Exposta à venda, esgotou-se logo a primeira edição. A fama do compositor bastava à procura; mas a obra em si mesma era adequada ao gênero, original, convidava a dançá-la e decorava-se depressa. Em oito dias, estava célebre. Pestana, durante os primeiros, andou deveras namorado da composição, gostava de a cantarolar baixinho, detinha-se na rua, para ouvi-la tocar em alguma casa, e zangava-se quando não a tocavam bem. Desde logo, as orquestras de teatro a executaram, e ele lá foi a um deles. Não desgostou também de a ouvir assobiada, uma noite, por um vulto que descia a rua do Aterrado.

Essa lua-de-mel durou apenas um quarto de lua. Como das outras vezes, e mais depressa ainda, os velhos mestres retratados o fizeram sangrar de remorsos. Vexado e enfastiado, Pestana arremeteu contra aquela que o viera consolar tantas vezes, musa de olhos marotos e gestos arredondados, fácil e graciosa. E aí voltaram as náuseas de si mesmo, o ódio a quem lhe pedia a nova polca da moda, e juntamente o esforço de compor alguma coisa ao sabor clássico, uma página que fosse, uma só, mas tal que pudesse ser encadernada entre Bach e Schumann. Vão estudo, inútil esforço. Mergulhava naquele Jordão sem sair batizado. Noites e noites, gastou-as assim, confiado e teimoso, certo de que a vontade era tudo, e que, uma vez que abrisse mão da música fácil…

– As polcas que vão para o inferno fazer dançar o diabo, disse ele um dia, de madrugada, ao deitar-se.

Mas as polcas não quiseram ir tão fundo. Vinham à casa de Pestana, à própria sala dos retratos, irrompiam tão prontas, que ele não tinha mais que o tempo de as compor, imprimi-las depois, gostá-las alguns dias, aborrecê-las, e tornar às velhas fontes, donde lhe não manava nada. Nessa alternativa viveu até casar, e depois de casar.

– Casar com quem? perguntou Sinhazinha Mota ao tio escrivão que lhe deu aquela notícia.
– Vai casar com uma viúva.
– Velha?
– Vinte e sete anos.
– Bonita?
– Não, nem feia, assim, assim. Ouvi dizer que ele se enamorou dela, porque a ouviu cantar na última festa de São Francisco de Paula. Mas ouvi também que ela possui outra prenda, que não é rara, mas vale menos: está tísica.

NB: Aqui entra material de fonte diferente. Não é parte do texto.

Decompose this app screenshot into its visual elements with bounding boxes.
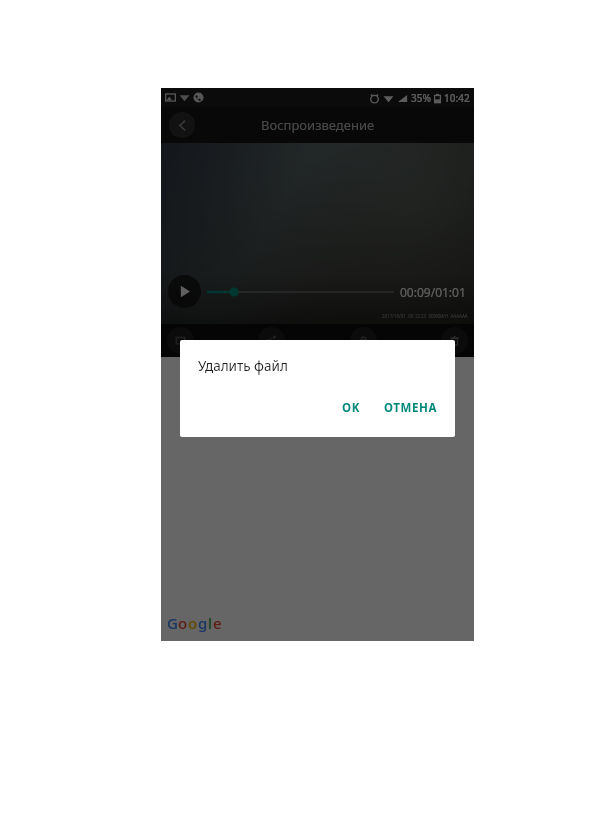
button[interactable]: ОТМЕНА — [375, 393, 447, 423]
button[interactable]: OK — [333, 393, 369, 423]
button[interactable]: Share — [258, 327, 285, 354]
button[interactable]: Seek — [207, 284, 394, 300]
staticText: 35% — [411, 91, 431, 105]
button[interactable]: Back — [169, 112, 195, 138]
staticText: o — [188, 613, 198, 633]
staticText: l — [208, 613, 213, 633]
staticText: Удалить файл — [198, 357, 288, 375]
staticText: ОТМЕНА — [384, 400, 438, 416]
button[interactable]: Lock — [350, 327, 377, 354]
staticText: g — [198, 613, 208, 633]
staticText: 00:09/01:01 — [400, 284, 466, 300]
button[interactable]: Delete — [441, 327, 468, 354]
staticText: e — [213, 613, 222, 633]
staticText: 2017/10/01 00:12:23 000KM/H AAAAAA — [382, 313, 468, 319]
staticText: o — [178, 613, 188, 633]
staticText: G — [167, 613, 178, 633]
button[interactable]: Play — [168, 275, 201, 308]
staticText: Воспроизведение — [261, 116, 375, 134]
staticText: 10:42 — [444, 91, 470, 105]
staticText: OK — [342, 400, 360, 416]
button[interactable]: Screenshot — [167, 327, 194, 354]
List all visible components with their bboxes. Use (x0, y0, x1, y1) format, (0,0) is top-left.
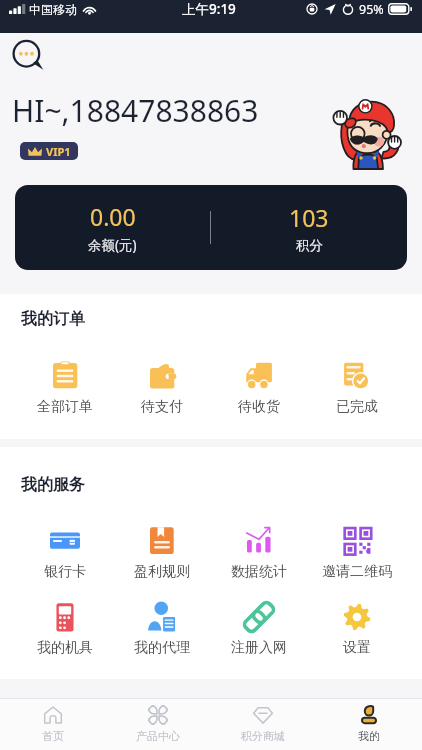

Os escrivães não deviam ter espírito, – mau espírito quero dizer. A sobrinha deste sentiu no fim um pingo de bálsamo, que lhe curou a dentadinha da inveja. Era tudo verdade. Pestana casou daí a dias com uma viúva de vinte e sete anos, boa cantora e tísica. Recebeu-a como a esposa espiritual do seu gênio. O celibato era, sem dúvida, a causa da esterilidade e do transvio, dizia ele consigo; artisticamente considerava-se um arruador de horas mortas; tinha as polcas por aventuras de petimetres. Agora, sim, é que ia engendrar uma família de obras sérias, profundas, inspiradas e trabalhadas.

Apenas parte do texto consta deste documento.